O que deve ser entendido, tanto pelo Norte Global quanto pelo Sul, é o quadro conceitual do "sonho chinês": a ambição inabalável de Xi é que o renascimento da China finalmente destruirá as memórias do "século de humilhação" para sempre.

A disciplina partidária – à maneira chinesa – é realmente algo a se ver. O PCC é o único partido comunista no planeta que graças a Deng descobriu o segredo de acumular riqueza.

E isso nos leva ao papel de Xi consagrado como um grande transformador, no mesmo nível conceitual que Mao e Deng. Ele compreendeu plenamente como o Estado e o partido criaram riqueza: o próximo passo é usar o partido e a riqueza como instrumentos a serem colocados a serviço do renascimento da China.

Nada, nem mesmo uma guerra nuclear, desviará Xi e a liderança de Pequim deste caminho. Eles até criaram um mecanismo – e um slogan – para a nova projeção de poder: a Iniciativa Belt and Road (BRI), originalmente One Belt, One Road (OBOR).

Terceira resolução histórica do Partido Comunista Chinês ressalta que a China está de volta e definida para 
Uma passagem de montanha ao longo do Corredor Econômico China-Paquistão. Imagem: Facebook
Em 2017, a BRI foi incorporada ao estatuto do partido. Mesmo considerando o ângulo "perdido na tradução", não há definição linear ocidentalizada para BRI.

O BRI é implantado em muitos níveis sobrepostos. Começou com uma série de investimentos facilitando o fornecimento de commodities para a China.

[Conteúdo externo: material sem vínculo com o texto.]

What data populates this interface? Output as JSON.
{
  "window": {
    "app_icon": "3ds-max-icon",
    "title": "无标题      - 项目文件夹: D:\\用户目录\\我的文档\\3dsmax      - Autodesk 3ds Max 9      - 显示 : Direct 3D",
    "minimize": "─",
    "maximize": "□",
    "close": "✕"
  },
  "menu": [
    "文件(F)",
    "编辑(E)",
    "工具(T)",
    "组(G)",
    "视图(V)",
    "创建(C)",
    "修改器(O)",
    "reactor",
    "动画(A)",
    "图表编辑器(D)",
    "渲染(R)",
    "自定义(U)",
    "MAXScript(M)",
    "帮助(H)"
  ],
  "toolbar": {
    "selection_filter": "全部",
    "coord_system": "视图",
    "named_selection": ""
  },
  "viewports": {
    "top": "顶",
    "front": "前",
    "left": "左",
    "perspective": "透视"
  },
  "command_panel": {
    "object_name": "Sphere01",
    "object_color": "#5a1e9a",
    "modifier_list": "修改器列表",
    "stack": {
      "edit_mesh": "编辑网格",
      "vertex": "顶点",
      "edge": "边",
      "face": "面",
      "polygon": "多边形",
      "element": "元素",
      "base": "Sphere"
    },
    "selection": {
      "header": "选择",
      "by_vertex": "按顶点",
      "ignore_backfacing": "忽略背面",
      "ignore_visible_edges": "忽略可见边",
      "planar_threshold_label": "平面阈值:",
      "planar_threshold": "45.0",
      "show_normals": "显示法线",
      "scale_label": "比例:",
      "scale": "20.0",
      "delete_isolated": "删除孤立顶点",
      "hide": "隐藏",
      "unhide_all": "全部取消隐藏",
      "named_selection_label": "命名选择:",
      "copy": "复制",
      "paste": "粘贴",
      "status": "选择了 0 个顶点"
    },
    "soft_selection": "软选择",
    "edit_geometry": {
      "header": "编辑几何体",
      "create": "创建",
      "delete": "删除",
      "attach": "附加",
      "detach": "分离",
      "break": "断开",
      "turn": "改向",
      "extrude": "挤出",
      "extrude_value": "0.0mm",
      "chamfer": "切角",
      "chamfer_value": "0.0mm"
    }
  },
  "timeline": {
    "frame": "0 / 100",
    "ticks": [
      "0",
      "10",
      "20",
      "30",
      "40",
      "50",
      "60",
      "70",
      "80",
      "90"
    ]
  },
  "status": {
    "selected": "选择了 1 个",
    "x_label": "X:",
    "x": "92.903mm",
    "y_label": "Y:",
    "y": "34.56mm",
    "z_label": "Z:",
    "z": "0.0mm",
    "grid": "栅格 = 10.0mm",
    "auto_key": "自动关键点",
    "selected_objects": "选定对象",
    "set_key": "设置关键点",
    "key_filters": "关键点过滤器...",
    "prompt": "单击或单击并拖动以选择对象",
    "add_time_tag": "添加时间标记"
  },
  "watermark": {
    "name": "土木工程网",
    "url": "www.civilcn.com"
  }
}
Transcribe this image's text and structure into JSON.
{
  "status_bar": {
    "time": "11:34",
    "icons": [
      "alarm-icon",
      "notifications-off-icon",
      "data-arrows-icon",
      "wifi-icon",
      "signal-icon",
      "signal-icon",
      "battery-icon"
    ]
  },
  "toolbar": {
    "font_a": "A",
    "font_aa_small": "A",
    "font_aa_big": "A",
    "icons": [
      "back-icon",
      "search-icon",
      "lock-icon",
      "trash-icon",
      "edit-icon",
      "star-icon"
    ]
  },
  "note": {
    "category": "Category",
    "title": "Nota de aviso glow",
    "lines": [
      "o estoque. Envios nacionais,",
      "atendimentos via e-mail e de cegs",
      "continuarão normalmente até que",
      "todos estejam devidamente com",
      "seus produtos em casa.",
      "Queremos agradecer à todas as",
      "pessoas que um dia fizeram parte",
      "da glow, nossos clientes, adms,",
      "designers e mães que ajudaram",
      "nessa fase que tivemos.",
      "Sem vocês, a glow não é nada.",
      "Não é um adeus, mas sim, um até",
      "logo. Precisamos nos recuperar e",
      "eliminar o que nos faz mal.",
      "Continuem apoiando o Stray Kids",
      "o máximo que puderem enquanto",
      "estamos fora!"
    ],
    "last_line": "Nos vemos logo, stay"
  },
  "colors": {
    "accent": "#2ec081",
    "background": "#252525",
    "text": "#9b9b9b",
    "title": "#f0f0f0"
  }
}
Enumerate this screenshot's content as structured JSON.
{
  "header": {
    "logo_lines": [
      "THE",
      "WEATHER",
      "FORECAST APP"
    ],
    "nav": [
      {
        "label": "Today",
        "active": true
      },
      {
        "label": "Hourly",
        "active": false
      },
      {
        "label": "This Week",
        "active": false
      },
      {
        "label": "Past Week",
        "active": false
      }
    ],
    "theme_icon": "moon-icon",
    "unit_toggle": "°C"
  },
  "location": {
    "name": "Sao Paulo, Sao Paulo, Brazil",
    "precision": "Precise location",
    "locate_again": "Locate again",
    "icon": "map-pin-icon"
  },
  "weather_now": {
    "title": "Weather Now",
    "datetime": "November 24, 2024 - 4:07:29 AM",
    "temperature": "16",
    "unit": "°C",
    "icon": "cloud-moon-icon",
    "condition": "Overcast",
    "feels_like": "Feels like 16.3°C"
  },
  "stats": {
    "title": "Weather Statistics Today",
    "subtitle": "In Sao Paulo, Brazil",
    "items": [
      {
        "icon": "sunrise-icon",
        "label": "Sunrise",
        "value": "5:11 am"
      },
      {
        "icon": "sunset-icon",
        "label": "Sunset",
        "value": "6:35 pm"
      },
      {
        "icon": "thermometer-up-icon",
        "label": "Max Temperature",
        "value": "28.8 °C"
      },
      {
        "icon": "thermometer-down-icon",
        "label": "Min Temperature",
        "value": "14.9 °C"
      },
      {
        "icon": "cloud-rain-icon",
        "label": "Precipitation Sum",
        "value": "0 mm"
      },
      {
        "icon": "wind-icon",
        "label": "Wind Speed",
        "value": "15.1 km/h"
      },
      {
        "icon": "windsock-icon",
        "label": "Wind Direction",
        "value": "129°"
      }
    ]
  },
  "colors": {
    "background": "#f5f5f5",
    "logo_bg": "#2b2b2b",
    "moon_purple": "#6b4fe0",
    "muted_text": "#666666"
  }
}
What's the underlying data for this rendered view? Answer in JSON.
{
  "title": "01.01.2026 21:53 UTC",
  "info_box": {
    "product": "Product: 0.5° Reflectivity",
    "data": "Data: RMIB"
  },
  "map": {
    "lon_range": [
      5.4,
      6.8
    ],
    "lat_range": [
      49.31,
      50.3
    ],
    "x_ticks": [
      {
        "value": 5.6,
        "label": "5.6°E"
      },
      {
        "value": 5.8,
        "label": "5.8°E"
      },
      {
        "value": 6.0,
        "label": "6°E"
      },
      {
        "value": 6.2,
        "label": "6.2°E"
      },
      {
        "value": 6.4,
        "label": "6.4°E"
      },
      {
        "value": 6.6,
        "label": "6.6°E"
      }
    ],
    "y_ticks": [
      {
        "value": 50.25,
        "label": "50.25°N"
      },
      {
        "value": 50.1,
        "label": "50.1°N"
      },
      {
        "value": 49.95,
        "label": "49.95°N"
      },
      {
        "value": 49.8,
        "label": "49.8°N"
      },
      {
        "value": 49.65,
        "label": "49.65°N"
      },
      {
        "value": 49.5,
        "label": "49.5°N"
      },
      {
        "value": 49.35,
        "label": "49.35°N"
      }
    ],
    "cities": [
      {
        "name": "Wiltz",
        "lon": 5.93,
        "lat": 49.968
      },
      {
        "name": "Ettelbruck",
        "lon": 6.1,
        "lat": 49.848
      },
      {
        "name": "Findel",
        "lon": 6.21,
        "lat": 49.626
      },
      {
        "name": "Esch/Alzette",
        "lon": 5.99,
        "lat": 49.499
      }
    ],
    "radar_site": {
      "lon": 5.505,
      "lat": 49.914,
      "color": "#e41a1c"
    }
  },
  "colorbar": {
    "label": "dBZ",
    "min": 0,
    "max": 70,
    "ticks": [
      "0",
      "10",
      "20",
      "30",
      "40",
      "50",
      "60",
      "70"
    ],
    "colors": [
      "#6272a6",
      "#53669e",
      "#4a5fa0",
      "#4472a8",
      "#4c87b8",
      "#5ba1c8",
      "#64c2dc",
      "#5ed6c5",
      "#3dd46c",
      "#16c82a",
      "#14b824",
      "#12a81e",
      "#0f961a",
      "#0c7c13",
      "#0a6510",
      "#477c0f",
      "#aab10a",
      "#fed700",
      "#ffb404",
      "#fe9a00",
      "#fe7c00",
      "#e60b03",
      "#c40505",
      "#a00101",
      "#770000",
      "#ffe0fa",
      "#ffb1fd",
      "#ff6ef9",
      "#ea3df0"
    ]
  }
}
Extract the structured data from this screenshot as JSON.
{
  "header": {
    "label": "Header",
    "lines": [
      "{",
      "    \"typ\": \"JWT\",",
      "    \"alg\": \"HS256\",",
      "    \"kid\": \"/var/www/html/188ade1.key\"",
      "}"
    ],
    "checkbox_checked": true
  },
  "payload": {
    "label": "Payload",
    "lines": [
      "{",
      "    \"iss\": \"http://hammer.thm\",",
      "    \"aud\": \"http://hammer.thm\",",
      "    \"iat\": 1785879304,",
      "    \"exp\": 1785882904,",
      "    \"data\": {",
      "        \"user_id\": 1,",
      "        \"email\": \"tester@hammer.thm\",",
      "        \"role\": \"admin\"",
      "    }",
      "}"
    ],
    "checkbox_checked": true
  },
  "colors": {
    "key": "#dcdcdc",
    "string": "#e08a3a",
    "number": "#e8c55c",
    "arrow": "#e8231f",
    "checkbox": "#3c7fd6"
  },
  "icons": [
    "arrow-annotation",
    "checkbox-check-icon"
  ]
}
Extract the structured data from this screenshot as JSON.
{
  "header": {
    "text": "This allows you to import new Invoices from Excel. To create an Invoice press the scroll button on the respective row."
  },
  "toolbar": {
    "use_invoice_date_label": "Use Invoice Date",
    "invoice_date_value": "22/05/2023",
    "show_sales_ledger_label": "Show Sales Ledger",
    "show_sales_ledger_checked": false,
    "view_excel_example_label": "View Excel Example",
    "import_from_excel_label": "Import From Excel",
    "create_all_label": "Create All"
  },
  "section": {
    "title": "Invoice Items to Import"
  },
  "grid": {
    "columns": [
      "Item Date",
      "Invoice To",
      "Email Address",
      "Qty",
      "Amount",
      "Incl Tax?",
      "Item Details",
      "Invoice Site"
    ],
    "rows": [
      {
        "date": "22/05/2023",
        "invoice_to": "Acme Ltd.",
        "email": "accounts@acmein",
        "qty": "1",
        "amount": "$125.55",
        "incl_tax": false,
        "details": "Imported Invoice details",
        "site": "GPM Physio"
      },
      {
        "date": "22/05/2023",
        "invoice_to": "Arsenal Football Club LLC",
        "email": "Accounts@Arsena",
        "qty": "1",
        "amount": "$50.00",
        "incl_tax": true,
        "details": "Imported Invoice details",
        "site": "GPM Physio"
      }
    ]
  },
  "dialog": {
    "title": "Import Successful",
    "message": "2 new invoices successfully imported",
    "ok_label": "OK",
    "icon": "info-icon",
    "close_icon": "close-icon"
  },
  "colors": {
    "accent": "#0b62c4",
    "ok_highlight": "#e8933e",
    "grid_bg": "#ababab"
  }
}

Em seguida, vieram os investimentos em infraestrutura de transporte e conectividade, com todos os seus nós e hubs como Khorgos, na fronteira china-cazaque. O Corredor Econômico China-Paquistão (CPEC), anunciado em 2013, simbolizou a simbiose desses dois caminhos de investimento.

O próximo passo foi transformar hubs logísticos em zonas econômicas integradas – por exemplo, como na HP com sede em Chongjing exportando seus produtos através de uma rede ferroviária BRI para os Países Baixos. Depois vieram as Estradas digitais de Seda – do 5G à IA – e as Estradas de Seda de Saúde ligadas ao Covid.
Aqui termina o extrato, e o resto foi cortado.